The Real Problem With Inheritance Tax Is That The Rich Don’t Pay It
THERE’S another report out detailing what’s wrong with the current system of inheritance tax in the UK. And this report gets right to the heart of what’s actually wrong with this current system. Which is that the rich bastards don’t actually pay it while anyone who owns a house in London does. It’s not actually a tax upon the rich: it’s a tax upon the middle class:
People with estates worth many millions are able to avoid the brunt of inheritance tax through complex schemes, including moving the cash offshore or investing in agricultural land and small business shares. Those avenues are closed to “moderately well–off” people whose only assets are their home and pension, Mr Johnson said.
Oh yes, everyone thinks that if you have a lot of dosh when you pop your clogs then the State gets 40% of it5. But that’s not actually how it works. Farmland for example: no inheritance tax upon that. So multi-millionaires make sure they buy a large farm or two which the kiddies then get tax free: and, of course, sell after a year or two and make off with their bundle. Small company shares also do not pay inheritance tax. So owning a company worth a few millions pays no tax. There’s endless other ones like this. If you’re rich enough to hand over the estate 7 years before you die then there’s no tax to pay either. And those are all entirely legal. Without even mentioning the idea of buggering off abroad so that the British taxman can be told to go take a hike.

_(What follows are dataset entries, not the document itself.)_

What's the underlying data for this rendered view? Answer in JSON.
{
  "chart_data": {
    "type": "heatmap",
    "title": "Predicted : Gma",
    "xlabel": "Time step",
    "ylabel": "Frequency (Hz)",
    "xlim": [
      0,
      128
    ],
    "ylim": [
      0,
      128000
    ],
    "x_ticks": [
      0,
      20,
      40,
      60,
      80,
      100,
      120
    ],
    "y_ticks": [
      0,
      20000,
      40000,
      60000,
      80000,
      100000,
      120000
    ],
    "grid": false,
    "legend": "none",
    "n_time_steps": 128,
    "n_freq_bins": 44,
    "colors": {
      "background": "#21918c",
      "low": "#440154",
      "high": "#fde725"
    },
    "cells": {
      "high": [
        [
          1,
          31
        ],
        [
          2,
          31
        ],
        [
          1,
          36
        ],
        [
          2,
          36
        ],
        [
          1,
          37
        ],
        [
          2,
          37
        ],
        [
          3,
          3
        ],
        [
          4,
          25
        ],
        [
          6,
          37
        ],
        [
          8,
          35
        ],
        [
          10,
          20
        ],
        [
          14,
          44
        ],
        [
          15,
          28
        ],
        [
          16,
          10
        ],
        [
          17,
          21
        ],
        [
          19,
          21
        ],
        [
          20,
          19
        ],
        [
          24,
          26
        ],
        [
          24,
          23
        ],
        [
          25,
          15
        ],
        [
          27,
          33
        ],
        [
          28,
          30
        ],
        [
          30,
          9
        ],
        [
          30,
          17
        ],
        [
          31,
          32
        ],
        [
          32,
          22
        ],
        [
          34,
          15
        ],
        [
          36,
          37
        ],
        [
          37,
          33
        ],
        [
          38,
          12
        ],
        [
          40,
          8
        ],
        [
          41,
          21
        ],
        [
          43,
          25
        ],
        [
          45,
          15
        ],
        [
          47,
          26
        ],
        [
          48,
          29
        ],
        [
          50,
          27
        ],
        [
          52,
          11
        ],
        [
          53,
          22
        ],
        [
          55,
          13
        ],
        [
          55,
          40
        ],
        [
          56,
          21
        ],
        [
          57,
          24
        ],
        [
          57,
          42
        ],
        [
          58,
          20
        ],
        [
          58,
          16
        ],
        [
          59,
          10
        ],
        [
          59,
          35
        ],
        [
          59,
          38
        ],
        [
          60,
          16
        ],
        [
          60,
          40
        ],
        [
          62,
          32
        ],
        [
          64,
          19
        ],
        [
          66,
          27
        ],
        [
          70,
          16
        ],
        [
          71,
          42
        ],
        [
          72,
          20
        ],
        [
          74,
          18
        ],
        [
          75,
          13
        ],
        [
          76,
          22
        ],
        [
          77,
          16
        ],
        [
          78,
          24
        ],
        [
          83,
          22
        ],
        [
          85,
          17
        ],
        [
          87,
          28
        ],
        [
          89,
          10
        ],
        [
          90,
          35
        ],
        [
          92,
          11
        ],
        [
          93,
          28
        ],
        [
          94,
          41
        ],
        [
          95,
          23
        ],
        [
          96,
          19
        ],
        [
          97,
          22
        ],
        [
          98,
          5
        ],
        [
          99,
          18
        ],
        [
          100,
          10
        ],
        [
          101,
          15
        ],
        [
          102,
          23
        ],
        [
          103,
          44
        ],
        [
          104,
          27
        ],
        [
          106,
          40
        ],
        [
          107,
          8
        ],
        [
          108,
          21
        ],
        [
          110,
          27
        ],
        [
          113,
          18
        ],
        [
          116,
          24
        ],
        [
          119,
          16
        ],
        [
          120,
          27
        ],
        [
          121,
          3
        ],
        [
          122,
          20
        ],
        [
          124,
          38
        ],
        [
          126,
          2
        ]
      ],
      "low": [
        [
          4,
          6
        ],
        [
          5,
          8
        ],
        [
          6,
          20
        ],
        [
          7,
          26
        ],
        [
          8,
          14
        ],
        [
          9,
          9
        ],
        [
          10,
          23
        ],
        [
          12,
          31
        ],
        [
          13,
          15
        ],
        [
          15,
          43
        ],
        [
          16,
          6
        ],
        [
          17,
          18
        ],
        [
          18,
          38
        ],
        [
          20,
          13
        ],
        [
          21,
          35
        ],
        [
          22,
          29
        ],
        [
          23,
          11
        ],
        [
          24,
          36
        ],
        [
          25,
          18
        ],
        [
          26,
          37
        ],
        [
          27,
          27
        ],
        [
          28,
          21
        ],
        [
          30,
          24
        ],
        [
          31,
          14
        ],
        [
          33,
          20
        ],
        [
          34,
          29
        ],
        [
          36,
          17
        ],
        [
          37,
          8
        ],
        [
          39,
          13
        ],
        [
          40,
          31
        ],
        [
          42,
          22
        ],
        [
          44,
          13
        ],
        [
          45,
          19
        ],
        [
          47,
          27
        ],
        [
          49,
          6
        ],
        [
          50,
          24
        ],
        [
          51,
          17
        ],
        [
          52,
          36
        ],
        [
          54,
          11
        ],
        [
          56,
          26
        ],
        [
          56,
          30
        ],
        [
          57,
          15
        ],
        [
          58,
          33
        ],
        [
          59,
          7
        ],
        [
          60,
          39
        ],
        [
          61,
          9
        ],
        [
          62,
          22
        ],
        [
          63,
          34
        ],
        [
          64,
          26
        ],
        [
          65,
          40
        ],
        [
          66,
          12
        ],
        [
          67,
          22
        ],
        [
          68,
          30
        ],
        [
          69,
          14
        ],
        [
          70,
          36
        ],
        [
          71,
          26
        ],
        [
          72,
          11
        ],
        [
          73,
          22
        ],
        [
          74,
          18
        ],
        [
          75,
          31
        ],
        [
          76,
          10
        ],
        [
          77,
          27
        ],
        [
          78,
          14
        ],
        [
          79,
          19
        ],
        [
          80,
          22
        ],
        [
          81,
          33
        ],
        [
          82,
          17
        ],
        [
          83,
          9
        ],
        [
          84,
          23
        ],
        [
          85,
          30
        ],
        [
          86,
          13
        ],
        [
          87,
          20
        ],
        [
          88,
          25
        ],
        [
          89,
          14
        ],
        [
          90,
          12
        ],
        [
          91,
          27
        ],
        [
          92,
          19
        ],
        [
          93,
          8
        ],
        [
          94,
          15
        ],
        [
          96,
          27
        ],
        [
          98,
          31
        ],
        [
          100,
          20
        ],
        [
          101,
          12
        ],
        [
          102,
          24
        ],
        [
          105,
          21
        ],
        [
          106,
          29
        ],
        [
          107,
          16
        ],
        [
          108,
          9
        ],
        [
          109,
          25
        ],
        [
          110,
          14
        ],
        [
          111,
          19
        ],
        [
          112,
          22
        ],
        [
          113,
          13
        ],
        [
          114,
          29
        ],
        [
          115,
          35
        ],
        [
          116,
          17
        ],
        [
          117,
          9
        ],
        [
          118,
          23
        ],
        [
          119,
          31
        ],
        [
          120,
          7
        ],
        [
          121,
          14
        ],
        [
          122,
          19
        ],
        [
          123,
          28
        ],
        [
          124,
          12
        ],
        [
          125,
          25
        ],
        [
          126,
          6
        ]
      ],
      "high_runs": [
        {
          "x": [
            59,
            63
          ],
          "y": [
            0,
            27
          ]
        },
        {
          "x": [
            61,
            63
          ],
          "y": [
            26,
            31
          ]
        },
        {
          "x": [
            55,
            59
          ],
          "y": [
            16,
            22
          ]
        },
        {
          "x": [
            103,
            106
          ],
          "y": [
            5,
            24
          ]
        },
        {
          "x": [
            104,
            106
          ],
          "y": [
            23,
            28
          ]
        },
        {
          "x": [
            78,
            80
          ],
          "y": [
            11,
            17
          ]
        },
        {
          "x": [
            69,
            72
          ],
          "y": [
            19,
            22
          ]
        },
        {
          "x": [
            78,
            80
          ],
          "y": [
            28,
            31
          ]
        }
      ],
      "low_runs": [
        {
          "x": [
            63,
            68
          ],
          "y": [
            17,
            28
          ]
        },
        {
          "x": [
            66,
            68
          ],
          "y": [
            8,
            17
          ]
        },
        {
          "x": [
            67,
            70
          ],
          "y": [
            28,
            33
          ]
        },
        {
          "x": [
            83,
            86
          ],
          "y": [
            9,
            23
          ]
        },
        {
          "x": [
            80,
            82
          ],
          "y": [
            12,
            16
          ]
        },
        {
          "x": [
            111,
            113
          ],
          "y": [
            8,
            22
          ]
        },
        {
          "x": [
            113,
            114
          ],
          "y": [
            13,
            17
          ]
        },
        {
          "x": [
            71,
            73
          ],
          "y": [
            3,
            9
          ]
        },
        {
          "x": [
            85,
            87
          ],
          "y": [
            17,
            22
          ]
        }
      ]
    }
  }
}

The people who do end up paying inheritance tax are those who are well off but not rich. Assets might be their pension (which disappears on their death of course) and a reasonable enough house in London that they bought 30 years ago. The taxman then takes 40% of that but those larger fortunes, the ones that can afford the lawyers and the tricks, get off it all.
If we are even going to have an inheritance tax then it really ought to be one the screws the rich not the middle. So, we definitely want to change all of this at some point.
And just to make it clear, no, I’m not going to inherit anything worth taxing so it’s not about me.